Research

 Strategic Conformity in Affiliate Marketing (with Itay Fainmesser). Under review at Marketing Science. PDF

Affiliate marketing is a prevalent performance-based marketing model in which retail platforms offer individuals to register as their affiliates and receive access to unique affiliate links---links that allow tracking by the retailer. Commonly, retailers compensate their affiliates per click and/or per purchase. Our results show that by choosing its affiliate compensation model, a retailer can affect the equilibrium in the market for recommendations in a way that has significant implications for consumer surplus, affiliates' revenues, aggregate welfare, and, ultimately, the retailer's profits.

Interestingly, pay-per-click incentives create a conflict of interest between affiliates and consumers. On the one hand, consumer surplus is maximized under recommendation conformity, i.e., convergence of affiliates' recommendations on a single product. On the other hand, affiliates achieve the highest aggregate payoffs by minimizing or maximizing recommendation conformity under pay-per-click and pay-per-purchase, respectively. Surprisingly, especially when both consumers and affiliates prefer recommendation conformity, a conformity equilibrium may not exist. In contrast, a non-conformity equilibrium always exists. Consumers' expected search length, affiliates' product information accuracy, and consumers' ability to learn directly about products' qualities also subtly affect the compensation models that admit conformity equilibria. 

Finally, we show that whether a retailer platform prefers a conformity or non-conformity equilibrium (and subsequently whether it will choose the pay-per-click or pay-per-purchase compensation) depends on how well the retailer sells additional products to a consumer who visits its website.

Spoofing for Approval (draft coming soon)  

Ambiguous Expert Communication (with Shubhranshu Singh) Under revision. PDF

In many consulting environments, the expert often assertively recommends the client to take an action but is vague about the probability of that action's outcomes, making the recommendation ambiguous. This paper analytically investigates this phenomenon by incorporating the client's optimism and attitudes toward ambiguity into a strategic communication model. A primitive premise is that a more ambiguous message can lower the expert's communication cost by freeing the expert from further explanations. 

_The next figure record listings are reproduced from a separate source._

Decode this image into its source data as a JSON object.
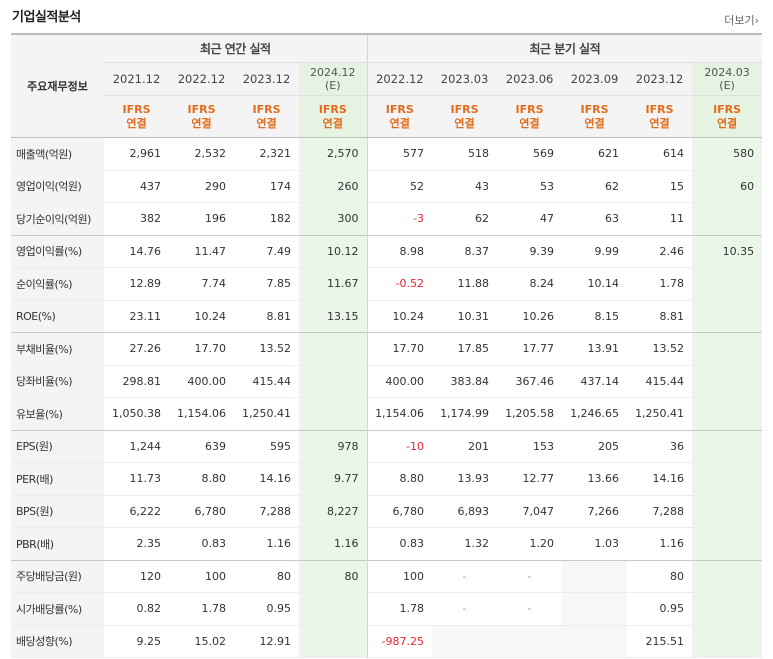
{
  "title": "기업실적분석",
  "more_label": "더보기",
  "more_icon": "chevron-right-icon",
  "header": {
    "row_label": "주요재무정보",
    "annual_group": "최근 연간 실적",
    "quarter_group": "최근 분기 실적",
    "annual_periods": [
      "2021.12",
      "2022.12",
      "2023.12",
      "2024.12"
    ],
    "annual_estimate_marker": "(E)",
    "quarter_periods": [
      "2022.12",
      "2023.03",
      "2023.06",
      "2023.09",
      "2023.12",
      "2024.03"
    ],
    "quarter_estimate_marker": "(E)",
    "ifrs": "IFRS",
    "consolidated": "연결"
  },
  "rows": [
    {
      "label": "매출액(억원)",
      "annual": [
        "2,961",
        "2,532",
        "2,321",
        "2,570"
      ],
      "quarter": [
        "577",
        "518",
        "569",
        "621",
        "614",
        "580"
      ]
    },
    {
      "label": "영업이익(억원)",
      "annual": [
        "437",
        "290",
        "174",
        "260"
      ],
      "quarter": [
        "52",
        "43",
        "53",
        "62",
        "15",
        "60"
      ]
    },
    {
      "label": "당기순이익(억원)",
      "annual": [
        "382",
        "196",
        "182",
        "300"
      ],
      "quarter": [
        "-3",
        "62",
        "47",
        "63",
        "11",
        ""
      ]
    },
    {
      "label": "영업이익률(%)",
      "annual": [
        "14.76",
        "11.47",
        "7.49",
        "10.12"
      ],
      "quarter": [
        "8.98",
        "8.37",
        "9.39",
        "9.99",
        "2.46",
        "10.35"
      ]
    },
    {
      "label": "순이익률(%)",
      "annual": [
        "12.89",
        "7.74",
        "7.85",
        "11.67"
      ],
      "quarter": [
        "-0.52",
        "11.88",
        "8.24",
        "10.14",
        "1.78",
        ""
      ]
    },
    {
      "label": "ROE(%)",
      "annual": [
        "23.11",
        "10.24",
        "8.81",
        "13.15"
      ],
      "quarter": [
        "10.24",
        "10.31",
        "10.26",
        "8.15",
        "8.81",
        ""
      ]
    },
    {
      "label": "부채비율(%)",
      "annual": [
        "27.26",
        "17.70",
        "13.52",
        ""
      ],
      "quarter": [
        "17.70",
        "17.85",
        "17.77",
        "13.91",
        "13.52",
        ""
      ]
    },
    {
      "label": "당좌비율(%)",
      "annual": [
        "298.81",
        "400.00",
        "415.44",
        ""
      ],
      "quarter": [
        "400.00",
        "383.84",
        "367.46",
        "437.14",
        "415.44",
        ""
      ]
    },
    {
      "label": "유보율(%)",
      "annual": [
        "1,050.38",
        "1,154.06",
        "1,250.41",
        ""
      ],
      "quarter": [
        "1,154.06",
        "1,174.99",
        "1,205.58",
        "1,246.65",
        "1,250.41",
        ""
      ]
    },
    {
      "label": "EPS(원)",
      "annual": [
        "1,244",
        "639",
        "595",
        "978"
      ],
      "quarter": [
        "-10",
        "201",
        "153",
        "205",
        "36",
        ""
      ]
    },
    {
      "label": "PER(배)",
      "annual": [
        "11.73",
        "8.80",
        "14.16",
        "9.77"
      ],
      "quarter": [
        "8.80",
        "13.93",
        "12.77",
        "13.66",
        "14.16",
        ""
      ]
    },
    {
      "label": "BPS(원)",
      "annual": [
        "6,222",
        "6,780",
        "7,288",
        "8,227"
      ],
      "quarter": [
        "6,780",
        "6,893",
        "7,047",
        "7,266",
        "7,288",
        ""
      ]
    },
    {
      "label": "PBR(배)",
      "annual": [
        "2.35",
        "0.83",
        "1.16",
        "1.16"
      ],
      "quarter": [
        "0.83",
        "1.32",
        "1.20",
        "1.03",
        "1.16",
        ""
      ]
    },
    {
      "label": "주당배당금(원)",
      "annual": [
        "120",
        "100",
        "80",
        "80"
      ],
      "quarter": [
        "100",
        "-",
        "-",
        "",
        "80",
        ""
      ]
    },
    {
      "label": "시가배당률(%)",
      "annual": [
        "0.82",
        "1.78",
        "0.95",
        ""
      ],
      "quarter": [
        "1.78",
        "-",
        "-",
        "",
        "0.95",
        ""
      ]
    },
    {
      "label": "배당성향(%)",
      "annual": [
        "9.25",
        "15.02",
        "12.91",
        ""
      ],
      "quarter": [
        "-987.25",
        "",
        "",
        "",
        "215.51",
        ""
      ]
    }
  ],
  "colors": {
    "ifrs": "#e46b1a",
    "negative": "#e3262f",
    "estimate_bg": "#eaf7e8"
  }
}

In equilibrium, the expert will claim the possibility of a range of probability distributions with a lower end strictly below their precise observation. By choosing an optimal level of ambiguity, the expert trades off the client's expected payoffs for self-benefits from cost reduction and the extra perks from the focal action. When the client cannot exert effort to disambiguate the expert's message, the expert benefits from the client's greater optimism and lower aversion to ambiguous information. Interestingly, when the client exerts costly effort, the expert can leverage the client's ambiguity attitude. As the client becomes more ambiguity averse, precise information about the less preferable option becomes even less preferable---high ambiguity aversion mitigates the ambiguity of the information about the focal option, inducing the expert to send a more ambiguous message.

The Role of Social Learning in Influencer Marketing (with Ron Berman and Aniko Öry) Under second round review at Marketing Science. PDF

In influencer marketing, marketers can leverage the attention of followers through sponsored content posted by influencers and social learning among followers via interactions with these posts. We explore how a marketer can optimally leverage influencer marketing using these distinctive features. The decision to encourage social learning or to focus solely on awareness depends on the initial uncertainty of the product quality, and the amount of resulting learning depends on the endogenous influencer's choice of creative contribution to the campaign. 

Social learning is valuable to the marketer only if the option value from learning is high because the brand is relatively unknown a-priori. When influencers value consumer surplus, they create less creative (and more informative) content than what is optimal for the marketer in terms of learning. Furthermore, our analysis demonstrates that for an unknown brand, a mega influencer with a large following fosters more information aggregation and yields higher profits. In contrast, for an established brand, using many micro-influencers with fewer followers yields higher profits by creating attention while minimizing learning about the product. Our model also explains why influencer campaigns either "go viral" or "go bust."


Marketing with Shallow and Prudent Influencers (with Ron Berman). PDF

Social media influencers allow marketers to reach audiences using more authentic and credible messaging. Among influencers, marketers need to decide which types of influencers to contract with, what information to give them and how much to pay them.

 

We analyze the impact of influencer recommendation types on marketer profits, consumer satisfaction, and influencer payoffs. Counter to intuition, we find that shallow influencers, who promote the marketer's message as is, increase market transparency, consumer satisfaction and marketer profits. However, prudent influencers, who carefully review products they promote, entice the marketers to reduce information efficiency in the market, and increase the share of unsatisfied consumers through Bayesian persuasion. In a market with simultaneously active shallow and prudent influencers, prudent influencers may increase their payoff even further by extracting additional information rent.

 

The results provide insight into the value of shallow influencers and guidance for marketers who consider using influencer marketing.